Indoor and urban canyon navigation presents two main challenges for GNSS: low signal strength and severe multipath interference. Assisted GPS (AGPS) and Ultra-Tight Coupling (UTC) are current methods for tracking weak signals in the GNSS receiver operating environment. Although there are several existing techniques for mitigating multipath interference, these known techniques are not effective to adequately mitigate the multipath in the indoor and urban environments. Multipath interference exists when a receiver receives signals reflected from nearby terrain or structures, such as buildings or walls. The received multipath signal is commonly referred to as a non-line of sight (NLOS) signal. Multipath signals always arrive “late” compared to the LOS signal, thus creating an error in the measured range and corrupting the user position estimate. This problem is especially acute indoors and in urban canyons, due to multiple reflection-generating objects which surround a user (building walls, furniture, cars, etc.).
There are several known methods to mitigate multipath, but these methods help only in relatively benign multipath environments. For example, if the strength of muitipath signals is not large compared to the strength of the LOS signal, and multipath delays are not too small, narrow correlators, strobe correlators and similar methods may be used to effectively isolate or remove the multipath signals. However, these techniques are effective only if the multipath delays are on the order of or larger than the inverse signal bandwidth, e.g., at least 0.1 chip length, which is 30 meters for GPS civilian signal. However, in the indoor and urban environment, there are many multipath-generating surfaces at distances smaller than 30 meters, which makes these techniques not effective for those environments.

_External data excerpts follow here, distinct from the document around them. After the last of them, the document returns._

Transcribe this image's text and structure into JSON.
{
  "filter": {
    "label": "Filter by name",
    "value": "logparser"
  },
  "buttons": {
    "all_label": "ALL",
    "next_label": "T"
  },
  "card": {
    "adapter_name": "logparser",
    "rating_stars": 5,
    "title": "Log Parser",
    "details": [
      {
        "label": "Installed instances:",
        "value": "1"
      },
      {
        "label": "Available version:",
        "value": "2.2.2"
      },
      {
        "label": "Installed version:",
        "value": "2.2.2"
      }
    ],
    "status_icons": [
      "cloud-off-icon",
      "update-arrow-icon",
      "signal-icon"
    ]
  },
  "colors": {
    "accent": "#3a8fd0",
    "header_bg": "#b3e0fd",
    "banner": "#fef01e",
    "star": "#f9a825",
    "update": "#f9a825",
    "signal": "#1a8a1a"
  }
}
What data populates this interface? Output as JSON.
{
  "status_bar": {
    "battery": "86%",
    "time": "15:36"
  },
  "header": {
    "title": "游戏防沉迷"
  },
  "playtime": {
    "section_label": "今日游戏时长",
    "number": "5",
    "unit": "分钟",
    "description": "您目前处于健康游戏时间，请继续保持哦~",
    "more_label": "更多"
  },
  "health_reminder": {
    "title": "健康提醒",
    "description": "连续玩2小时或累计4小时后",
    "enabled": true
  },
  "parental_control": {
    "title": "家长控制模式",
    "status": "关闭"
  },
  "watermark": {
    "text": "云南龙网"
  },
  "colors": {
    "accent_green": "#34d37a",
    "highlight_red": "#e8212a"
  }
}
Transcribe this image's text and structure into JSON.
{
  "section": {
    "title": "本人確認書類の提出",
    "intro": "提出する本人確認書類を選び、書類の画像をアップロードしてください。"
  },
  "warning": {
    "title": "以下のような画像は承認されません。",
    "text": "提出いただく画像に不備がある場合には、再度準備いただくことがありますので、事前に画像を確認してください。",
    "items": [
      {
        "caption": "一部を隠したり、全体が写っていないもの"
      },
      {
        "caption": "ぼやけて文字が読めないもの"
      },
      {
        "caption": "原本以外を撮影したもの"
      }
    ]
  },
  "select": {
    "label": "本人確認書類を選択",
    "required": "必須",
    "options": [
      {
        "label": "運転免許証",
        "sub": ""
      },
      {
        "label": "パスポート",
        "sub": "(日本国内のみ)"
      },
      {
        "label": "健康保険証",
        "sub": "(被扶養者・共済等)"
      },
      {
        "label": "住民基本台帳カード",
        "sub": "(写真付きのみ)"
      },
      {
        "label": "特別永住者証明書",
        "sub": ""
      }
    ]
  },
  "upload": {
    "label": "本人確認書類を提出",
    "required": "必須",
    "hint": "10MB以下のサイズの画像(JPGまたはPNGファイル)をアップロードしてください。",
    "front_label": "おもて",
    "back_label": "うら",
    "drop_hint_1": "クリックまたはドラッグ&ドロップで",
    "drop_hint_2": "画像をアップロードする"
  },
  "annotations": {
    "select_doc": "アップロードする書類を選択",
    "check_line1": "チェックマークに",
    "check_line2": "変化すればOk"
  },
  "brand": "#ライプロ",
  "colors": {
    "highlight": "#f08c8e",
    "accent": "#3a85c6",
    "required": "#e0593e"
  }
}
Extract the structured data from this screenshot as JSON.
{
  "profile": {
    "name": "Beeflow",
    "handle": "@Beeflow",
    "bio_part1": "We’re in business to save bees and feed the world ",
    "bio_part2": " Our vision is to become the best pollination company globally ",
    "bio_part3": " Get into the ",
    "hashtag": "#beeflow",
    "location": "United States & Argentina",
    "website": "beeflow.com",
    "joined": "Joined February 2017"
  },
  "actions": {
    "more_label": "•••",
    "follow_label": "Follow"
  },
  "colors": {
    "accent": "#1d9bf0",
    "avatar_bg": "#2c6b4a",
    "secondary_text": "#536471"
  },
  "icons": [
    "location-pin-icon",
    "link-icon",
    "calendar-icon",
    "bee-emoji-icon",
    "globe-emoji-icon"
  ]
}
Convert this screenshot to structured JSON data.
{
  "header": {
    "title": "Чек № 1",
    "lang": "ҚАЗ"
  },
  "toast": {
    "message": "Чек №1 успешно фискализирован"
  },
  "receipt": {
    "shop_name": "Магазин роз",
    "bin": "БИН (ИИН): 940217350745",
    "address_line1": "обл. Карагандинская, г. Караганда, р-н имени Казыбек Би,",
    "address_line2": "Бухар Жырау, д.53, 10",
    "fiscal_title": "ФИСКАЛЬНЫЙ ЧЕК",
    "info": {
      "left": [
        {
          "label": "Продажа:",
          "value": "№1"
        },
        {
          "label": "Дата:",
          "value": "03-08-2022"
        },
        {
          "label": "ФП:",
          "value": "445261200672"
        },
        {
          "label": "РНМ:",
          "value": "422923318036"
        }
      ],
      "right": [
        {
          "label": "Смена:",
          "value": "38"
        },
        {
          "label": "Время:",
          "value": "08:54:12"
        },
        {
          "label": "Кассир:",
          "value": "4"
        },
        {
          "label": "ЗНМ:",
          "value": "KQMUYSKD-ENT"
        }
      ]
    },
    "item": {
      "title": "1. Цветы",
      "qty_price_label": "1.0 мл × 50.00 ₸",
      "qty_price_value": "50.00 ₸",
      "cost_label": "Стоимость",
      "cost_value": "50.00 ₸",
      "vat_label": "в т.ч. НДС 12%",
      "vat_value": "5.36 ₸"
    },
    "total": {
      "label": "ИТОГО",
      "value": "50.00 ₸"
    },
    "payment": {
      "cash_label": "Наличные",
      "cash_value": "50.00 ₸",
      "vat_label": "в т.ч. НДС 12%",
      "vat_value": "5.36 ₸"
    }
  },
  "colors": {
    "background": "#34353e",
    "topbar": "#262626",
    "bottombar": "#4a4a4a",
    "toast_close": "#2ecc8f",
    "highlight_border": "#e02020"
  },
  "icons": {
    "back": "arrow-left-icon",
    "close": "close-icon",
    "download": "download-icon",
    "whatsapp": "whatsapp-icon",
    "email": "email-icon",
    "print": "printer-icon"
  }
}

Another known technique for multipath mitigation is called “Multipath Estimation Delay Lock Loop” (MEDLL) from NovaTel, Inc. in Calgary Alberta, Canada. A MEDLL receiver has many correlators which integrate the satellite signal at different delays (compared to typically three correlators for a traditional receiver) against the known code of the transmitted signal. The result is a profile of a GNSS satellite signal's correlation with the code replica, sampled at an array of points. LOS and all multipath components contribute to this profile, forming a complex signature. The MEDLL can discriminate the individual signal components, thus can be used to isolate LOS from multipath. This method is effective if there are few dominant signal components, and if one of the dominant components is the LOS signal. If there are many multipath components and/or if LOS is not present or weak, the MEDLL receiver does not yield a reliable LOS measurement.